A MP 936 permite que o empregador reduza proporcionalmente a jornada de trabalho e o salário de seus empregados, através da celebração de acordo individual escrito ou acordo coletivo de trabalho, desde que atendidas as seguintes condições:

 

  • O valor do salário-hora de trabalho do empregado deverá ser preservado;
  • A proposta de acordo individual escrito entre empregador e empregado deverá ser enviada ao empregado com antecedência mínima de 2 (dois) dias corridos;
  • Os acordos somente poderão perdurar durante o estado de calamidade pública e pelo prazo máximo de 90 (noventa) dias;
  • O empregado terá garantia provisória do emprego durante a redução e após o restabelecimento da jornada, por período equivalente ao da redução.
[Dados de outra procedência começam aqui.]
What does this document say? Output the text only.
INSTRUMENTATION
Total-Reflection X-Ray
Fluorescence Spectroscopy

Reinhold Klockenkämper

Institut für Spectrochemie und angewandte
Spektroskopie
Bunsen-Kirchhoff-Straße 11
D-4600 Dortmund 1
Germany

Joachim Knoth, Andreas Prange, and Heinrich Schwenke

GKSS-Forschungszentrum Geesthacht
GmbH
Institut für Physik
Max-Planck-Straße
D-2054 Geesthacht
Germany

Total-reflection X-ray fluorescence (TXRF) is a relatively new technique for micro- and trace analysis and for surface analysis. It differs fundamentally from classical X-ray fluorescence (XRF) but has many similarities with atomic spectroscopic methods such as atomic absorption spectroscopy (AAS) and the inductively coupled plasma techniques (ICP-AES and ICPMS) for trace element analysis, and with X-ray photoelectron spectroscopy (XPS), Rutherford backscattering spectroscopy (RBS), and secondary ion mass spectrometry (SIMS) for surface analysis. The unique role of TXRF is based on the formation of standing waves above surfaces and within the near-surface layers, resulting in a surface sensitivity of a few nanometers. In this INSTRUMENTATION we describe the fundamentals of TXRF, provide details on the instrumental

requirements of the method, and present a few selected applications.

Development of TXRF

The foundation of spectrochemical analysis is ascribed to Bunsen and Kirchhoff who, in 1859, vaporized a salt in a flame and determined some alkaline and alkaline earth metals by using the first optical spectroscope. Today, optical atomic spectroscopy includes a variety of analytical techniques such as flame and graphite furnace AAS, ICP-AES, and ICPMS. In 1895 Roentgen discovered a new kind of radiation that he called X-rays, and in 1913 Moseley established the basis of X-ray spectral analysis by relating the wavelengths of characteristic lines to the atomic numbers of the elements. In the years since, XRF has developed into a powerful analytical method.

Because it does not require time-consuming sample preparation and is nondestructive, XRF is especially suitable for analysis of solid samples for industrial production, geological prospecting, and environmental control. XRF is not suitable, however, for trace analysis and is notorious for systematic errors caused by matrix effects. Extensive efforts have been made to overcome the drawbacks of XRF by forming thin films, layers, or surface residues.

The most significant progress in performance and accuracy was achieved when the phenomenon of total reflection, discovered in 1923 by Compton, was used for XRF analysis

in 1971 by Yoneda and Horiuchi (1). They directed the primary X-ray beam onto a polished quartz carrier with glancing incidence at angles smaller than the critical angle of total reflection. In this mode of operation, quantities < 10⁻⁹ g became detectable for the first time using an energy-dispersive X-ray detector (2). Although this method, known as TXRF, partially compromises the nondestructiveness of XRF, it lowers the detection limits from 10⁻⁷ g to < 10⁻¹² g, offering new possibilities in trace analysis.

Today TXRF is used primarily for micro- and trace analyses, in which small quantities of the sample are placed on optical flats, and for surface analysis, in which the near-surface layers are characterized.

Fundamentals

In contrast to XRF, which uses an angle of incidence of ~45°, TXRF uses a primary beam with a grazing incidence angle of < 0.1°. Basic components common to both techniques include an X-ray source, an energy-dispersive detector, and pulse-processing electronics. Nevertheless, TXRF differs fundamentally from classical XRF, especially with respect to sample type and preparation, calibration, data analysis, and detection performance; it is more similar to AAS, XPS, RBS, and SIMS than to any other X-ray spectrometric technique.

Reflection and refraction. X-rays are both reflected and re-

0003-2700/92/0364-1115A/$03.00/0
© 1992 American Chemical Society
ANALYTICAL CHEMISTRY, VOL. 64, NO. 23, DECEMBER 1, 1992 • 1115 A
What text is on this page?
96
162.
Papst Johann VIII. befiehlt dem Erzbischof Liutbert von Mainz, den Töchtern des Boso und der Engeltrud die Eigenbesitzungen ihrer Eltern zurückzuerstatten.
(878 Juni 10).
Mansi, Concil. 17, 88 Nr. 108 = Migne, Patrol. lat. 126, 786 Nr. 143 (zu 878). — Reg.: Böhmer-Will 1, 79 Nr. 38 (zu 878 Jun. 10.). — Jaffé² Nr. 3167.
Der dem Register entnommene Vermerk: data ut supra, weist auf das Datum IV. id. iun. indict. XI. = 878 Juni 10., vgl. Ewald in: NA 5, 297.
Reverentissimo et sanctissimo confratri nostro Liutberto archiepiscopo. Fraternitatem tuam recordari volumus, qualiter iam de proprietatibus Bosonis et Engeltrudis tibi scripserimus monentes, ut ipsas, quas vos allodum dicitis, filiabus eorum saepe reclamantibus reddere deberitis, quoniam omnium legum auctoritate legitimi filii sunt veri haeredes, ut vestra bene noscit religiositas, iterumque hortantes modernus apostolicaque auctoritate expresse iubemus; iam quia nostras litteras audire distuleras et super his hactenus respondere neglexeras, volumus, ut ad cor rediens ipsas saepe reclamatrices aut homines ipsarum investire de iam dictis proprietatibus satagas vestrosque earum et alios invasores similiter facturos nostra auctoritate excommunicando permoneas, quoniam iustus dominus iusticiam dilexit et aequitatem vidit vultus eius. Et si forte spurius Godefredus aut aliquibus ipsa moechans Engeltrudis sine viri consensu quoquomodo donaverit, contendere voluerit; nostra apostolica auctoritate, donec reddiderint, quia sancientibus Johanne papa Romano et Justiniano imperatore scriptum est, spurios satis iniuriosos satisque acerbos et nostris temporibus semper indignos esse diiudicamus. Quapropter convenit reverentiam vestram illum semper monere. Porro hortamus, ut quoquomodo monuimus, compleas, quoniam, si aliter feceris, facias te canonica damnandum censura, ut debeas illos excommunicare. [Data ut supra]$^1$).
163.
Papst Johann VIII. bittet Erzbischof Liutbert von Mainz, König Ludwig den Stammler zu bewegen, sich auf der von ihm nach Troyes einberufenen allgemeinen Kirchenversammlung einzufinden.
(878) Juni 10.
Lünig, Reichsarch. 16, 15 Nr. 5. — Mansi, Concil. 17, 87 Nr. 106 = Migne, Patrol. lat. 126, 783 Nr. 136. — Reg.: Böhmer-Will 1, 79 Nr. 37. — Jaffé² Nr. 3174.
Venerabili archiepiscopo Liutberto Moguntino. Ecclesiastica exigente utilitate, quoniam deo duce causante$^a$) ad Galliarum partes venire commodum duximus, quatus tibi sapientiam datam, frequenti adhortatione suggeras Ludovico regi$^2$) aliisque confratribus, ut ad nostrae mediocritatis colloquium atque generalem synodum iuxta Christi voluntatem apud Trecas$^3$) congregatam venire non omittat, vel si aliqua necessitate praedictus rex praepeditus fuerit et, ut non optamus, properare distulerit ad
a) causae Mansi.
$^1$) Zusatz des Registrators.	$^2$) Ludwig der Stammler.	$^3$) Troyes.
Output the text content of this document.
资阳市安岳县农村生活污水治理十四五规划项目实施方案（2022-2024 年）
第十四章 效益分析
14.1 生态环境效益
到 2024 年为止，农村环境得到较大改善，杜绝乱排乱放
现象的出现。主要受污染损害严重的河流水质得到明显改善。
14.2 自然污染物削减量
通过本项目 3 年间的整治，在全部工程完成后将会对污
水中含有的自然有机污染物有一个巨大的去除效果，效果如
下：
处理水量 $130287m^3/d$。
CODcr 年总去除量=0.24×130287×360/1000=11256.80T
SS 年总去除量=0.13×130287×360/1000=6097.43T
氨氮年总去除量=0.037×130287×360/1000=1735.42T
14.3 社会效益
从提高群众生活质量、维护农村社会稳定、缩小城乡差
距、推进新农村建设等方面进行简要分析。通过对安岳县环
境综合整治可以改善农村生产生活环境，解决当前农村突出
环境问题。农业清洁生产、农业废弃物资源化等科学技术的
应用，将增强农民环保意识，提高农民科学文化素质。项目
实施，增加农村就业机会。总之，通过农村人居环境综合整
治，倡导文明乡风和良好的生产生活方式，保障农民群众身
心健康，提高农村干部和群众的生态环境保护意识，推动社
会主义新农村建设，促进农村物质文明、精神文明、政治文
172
Exemplo: na redução de 3 (três) meses, o empregado terá estabilidade durante os 3 (três) meses da redução, e por mais 3 (três) meses após o término do período da redução, totalizando 6 (seis) meses de

 

A MP 936 prevê três faixas de redução proporcional da carga horária e salário dos empregados: 25%, 50% e 70%. A União complementará a renda dos empregados que tiverem suas jornadas e salários reduzidos por meio da concessão do Benefício Emergencial de Preservação do Emprego e da Renda (“Benefício Emergencial”), que tem como base de cálculo o valor mensal do seguro-desemprego a que o empregado teria direito.

 

O valor do benefício a ser pago é correspondente ao percentual do seguro desemprego equivalente ao percentual da redução de jornada e salário, como resumido a seguir:

 

Redução

Valor da Preservação do Emprego e da Renda

 

Acordo individual

 

Acordo Coletivo

25%

25% do seguro

desemprego

Aplicável a todos os empregados

Aplicável a todos

os empregados

 

50%

50% do seguro desemprego

Aplicável a empregados com salários de até R$3.135,00 ou hipersuficientes[1].

Aplicável a todos os empregados

 

70%

70% do seguro desemprego

Aplicável a empregados com salários de até R$3.135,00 ou hipersuficientes.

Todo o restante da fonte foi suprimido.